A saga de Battisti
Andava tudo muito calado até que uma canção recente (escrita por José Mário Branco e co-interpretada por vários outros músicos) trouxe ao de cima uma série de disparates sobre o italiano Cesare Battisti, ao ponto de alguém, indignado, exclamar: "Só por ser cantor e pertencer à extrema-esquerda é que não pode ir para a cadeia?"
Ora Battisti já está na cadeia, não é cantor, mas sim escritor (com 17 livros publicados) e não é nenhum santo. Nascido numa família de comunistas activos, mas antiestalinista e avesso ao sangue (até a morte dos animais na quinta da família lhe provocava repulsa), a militância num grupo político que recorria a assaltos para se financiar levou-o à prisão. Libertado em 1976, aderiu aos Proletários Armados pelo Comunismo (PAC), grupo onde era influente um homem que conhecera na prisão, Arrigo Cavallina. Também assaltavam bancos. Em Maio de 1978 (e isto alegou-o no Brasil, numa longa petição explicando-se à justiça) viu com horror nos jornais e na televisão como tinha sido assassinado Aldo Moro pela Brigadas Vermelhas. Nos PAC, segundo Battisti, decide-se que as armas seriam apenas para autodefesa, não para assassinatos. Mas Cavallina e Pietro Mutti, à revelia dessa decisão, decidem executar o coronel Antonio Santoro, chefe da polícia penitenciária. Em protesto, Battisti abandona os PAC, com outros militantes, e mudam-se para Milão. Ainda lá estavam quando três outros assassinatos ocorrem: um em Milão, o do joalheiro Pierluigi Torregiani (o filho deste, que ficou paraplégico na sequência do atentado, é hoje um dos activistas contra Battisti); o do açougueiro Lino Sabbadin, em Veneza; e o do polícia Andrea Campagna, também em Milão.
No Verão de 1979, já depois destes crimes, Battisti foi preso com outros militantes no prédio de Milão onde viviam.
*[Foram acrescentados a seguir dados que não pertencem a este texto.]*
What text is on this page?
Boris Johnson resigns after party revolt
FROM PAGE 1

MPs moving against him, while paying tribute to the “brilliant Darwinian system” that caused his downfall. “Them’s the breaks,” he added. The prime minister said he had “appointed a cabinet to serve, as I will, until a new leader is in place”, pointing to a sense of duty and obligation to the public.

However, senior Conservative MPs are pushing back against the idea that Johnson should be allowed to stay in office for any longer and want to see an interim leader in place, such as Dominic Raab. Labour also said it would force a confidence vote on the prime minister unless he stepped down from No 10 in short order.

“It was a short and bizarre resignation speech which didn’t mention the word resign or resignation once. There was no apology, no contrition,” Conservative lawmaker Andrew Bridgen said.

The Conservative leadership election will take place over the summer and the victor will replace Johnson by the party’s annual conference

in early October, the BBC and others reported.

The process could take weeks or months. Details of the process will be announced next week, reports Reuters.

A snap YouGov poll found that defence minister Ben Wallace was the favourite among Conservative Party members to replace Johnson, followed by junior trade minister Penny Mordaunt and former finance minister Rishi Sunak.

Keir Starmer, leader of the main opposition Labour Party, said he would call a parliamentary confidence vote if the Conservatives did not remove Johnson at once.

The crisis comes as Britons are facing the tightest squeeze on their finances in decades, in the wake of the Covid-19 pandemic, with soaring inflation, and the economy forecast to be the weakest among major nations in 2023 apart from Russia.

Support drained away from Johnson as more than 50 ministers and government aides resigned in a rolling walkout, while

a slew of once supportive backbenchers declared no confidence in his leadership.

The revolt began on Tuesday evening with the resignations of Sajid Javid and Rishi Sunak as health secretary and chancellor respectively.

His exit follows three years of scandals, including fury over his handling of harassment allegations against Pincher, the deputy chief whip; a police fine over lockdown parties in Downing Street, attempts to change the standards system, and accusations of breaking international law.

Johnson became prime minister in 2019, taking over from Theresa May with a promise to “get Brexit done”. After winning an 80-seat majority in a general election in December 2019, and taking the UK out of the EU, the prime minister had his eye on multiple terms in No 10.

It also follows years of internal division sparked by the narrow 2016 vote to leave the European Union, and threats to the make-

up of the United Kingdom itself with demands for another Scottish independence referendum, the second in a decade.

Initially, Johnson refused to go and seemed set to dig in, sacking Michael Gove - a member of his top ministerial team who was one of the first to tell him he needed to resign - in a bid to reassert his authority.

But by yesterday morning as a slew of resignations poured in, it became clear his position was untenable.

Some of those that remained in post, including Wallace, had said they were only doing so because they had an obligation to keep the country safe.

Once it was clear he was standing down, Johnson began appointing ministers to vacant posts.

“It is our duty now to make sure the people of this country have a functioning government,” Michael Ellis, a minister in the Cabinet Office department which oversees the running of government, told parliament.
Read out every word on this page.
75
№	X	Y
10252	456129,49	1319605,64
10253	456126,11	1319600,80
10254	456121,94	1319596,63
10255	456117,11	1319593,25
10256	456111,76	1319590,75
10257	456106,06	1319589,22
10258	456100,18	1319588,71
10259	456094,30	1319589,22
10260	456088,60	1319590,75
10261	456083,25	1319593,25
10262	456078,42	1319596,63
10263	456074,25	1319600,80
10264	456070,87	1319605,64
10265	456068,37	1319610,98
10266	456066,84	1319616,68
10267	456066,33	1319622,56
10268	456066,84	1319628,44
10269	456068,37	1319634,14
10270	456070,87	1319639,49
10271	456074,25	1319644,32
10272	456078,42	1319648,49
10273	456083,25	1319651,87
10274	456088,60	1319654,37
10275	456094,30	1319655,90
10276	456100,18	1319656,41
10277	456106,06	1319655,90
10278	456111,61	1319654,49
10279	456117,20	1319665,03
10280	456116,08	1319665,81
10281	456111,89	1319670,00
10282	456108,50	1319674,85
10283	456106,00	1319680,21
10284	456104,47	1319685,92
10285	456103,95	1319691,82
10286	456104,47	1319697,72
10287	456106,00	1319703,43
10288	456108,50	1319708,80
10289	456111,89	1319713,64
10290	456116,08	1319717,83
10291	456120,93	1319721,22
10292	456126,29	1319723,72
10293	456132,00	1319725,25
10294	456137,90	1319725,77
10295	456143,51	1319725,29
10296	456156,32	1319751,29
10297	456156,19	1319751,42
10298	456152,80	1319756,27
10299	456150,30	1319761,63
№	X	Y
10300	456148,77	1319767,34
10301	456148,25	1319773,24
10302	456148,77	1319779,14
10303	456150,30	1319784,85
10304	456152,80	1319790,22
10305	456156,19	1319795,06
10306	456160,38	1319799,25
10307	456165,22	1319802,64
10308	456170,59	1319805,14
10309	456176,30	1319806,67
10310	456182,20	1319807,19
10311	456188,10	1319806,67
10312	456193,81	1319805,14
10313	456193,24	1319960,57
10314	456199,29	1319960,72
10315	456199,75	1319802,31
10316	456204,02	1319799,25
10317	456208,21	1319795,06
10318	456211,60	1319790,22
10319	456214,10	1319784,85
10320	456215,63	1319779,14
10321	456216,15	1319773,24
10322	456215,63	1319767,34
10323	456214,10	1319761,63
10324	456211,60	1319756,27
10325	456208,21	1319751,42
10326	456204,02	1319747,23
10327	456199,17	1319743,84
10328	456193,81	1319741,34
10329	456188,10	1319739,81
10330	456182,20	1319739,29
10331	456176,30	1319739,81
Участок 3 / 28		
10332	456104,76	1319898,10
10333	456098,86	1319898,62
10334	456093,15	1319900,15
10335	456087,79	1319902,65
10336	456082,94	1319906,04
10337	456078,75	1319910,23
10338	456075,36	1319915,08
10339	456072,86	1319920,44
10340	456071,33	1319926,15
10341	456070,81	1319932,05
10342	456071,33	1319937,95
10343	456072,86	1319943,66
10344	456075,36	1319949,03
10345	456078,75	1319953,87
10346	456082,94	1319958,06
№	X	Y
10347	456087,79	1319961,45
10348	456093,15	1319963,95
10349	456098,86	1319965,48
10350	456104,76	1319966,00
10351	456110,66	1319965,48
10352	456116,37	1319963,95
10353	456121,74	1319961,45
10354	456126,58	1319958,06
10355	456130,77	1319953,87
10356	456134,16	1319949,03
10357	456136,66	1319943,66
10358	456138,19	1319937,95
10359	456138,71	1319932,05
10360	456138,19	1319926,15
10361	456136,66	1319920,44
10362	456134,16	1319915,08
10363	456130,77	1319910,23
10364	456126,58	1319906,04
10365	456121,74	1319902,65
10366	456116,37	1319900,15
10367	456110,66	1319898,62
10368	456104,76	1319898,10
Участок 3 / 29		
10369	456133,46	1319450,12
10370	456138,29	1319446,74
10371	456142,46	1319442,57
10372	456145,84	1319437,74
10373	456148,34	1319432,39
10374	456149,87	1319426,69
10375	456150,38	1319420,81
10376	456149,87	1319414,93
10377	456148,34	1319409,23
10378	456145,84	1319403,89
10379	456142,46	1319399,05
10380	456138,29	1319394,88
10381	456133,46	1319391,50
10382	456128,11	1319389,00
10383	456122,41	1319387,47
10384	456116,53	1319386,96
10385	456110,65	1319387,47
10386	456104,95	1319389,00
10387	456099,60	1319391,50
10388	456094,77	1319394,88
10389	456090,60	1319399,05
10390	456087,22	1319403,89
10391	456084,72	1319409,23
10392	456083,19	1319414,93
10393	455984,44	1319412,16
Foi condenado, então, a 13 anos e seis meses de prisão por "subversão contra a ordem do Estado", acusação que acatou. Durante o julgamento esteve numa prisão especial para terroristas, mas, após lida a sentença, foi transferido para uma prisão destinada aos que não tinham cometido crimes de sangue. Alegando, mais tarde, temer pela própria vida (viu prisioneiros voltarem embrutecidos de sessões de tortura ou desaparecerem sem rasto), evadiu-se a 4 de Outubro de 1981. Primeiro para França, e daí para o México e para o Brasil.
A prisão de Pietro Mutti, em 1982, mudou tudo. Mutti, que considerara Battisti um traidor por ter abandonado os PAC depois do assassinato de Santoro, passou a incriminar Battisti pelos crimes de sangue que lhe eram imputados. Em troca de nova identidade, tornou-se "arrependido" e, com a ajuda de outros "arrependidos" dos PAC, levou Battisti a ser condenado, à revelia, a prisão perpétua com privação da luz solar. Parece um filme? Mas é assim mesmo. O resto do processo anda por aí, em milhões de palavras, em papel e na Internet, para quem queira informar-se ou até tomar partido - por ele ou pelos acusadores.
Battisti está preso desde 2007 no Brasil, onde alega inocência. Os que acreditam nele batem-se contra a sua extradição para Itália. Os outros fecham os olhos à vendetta.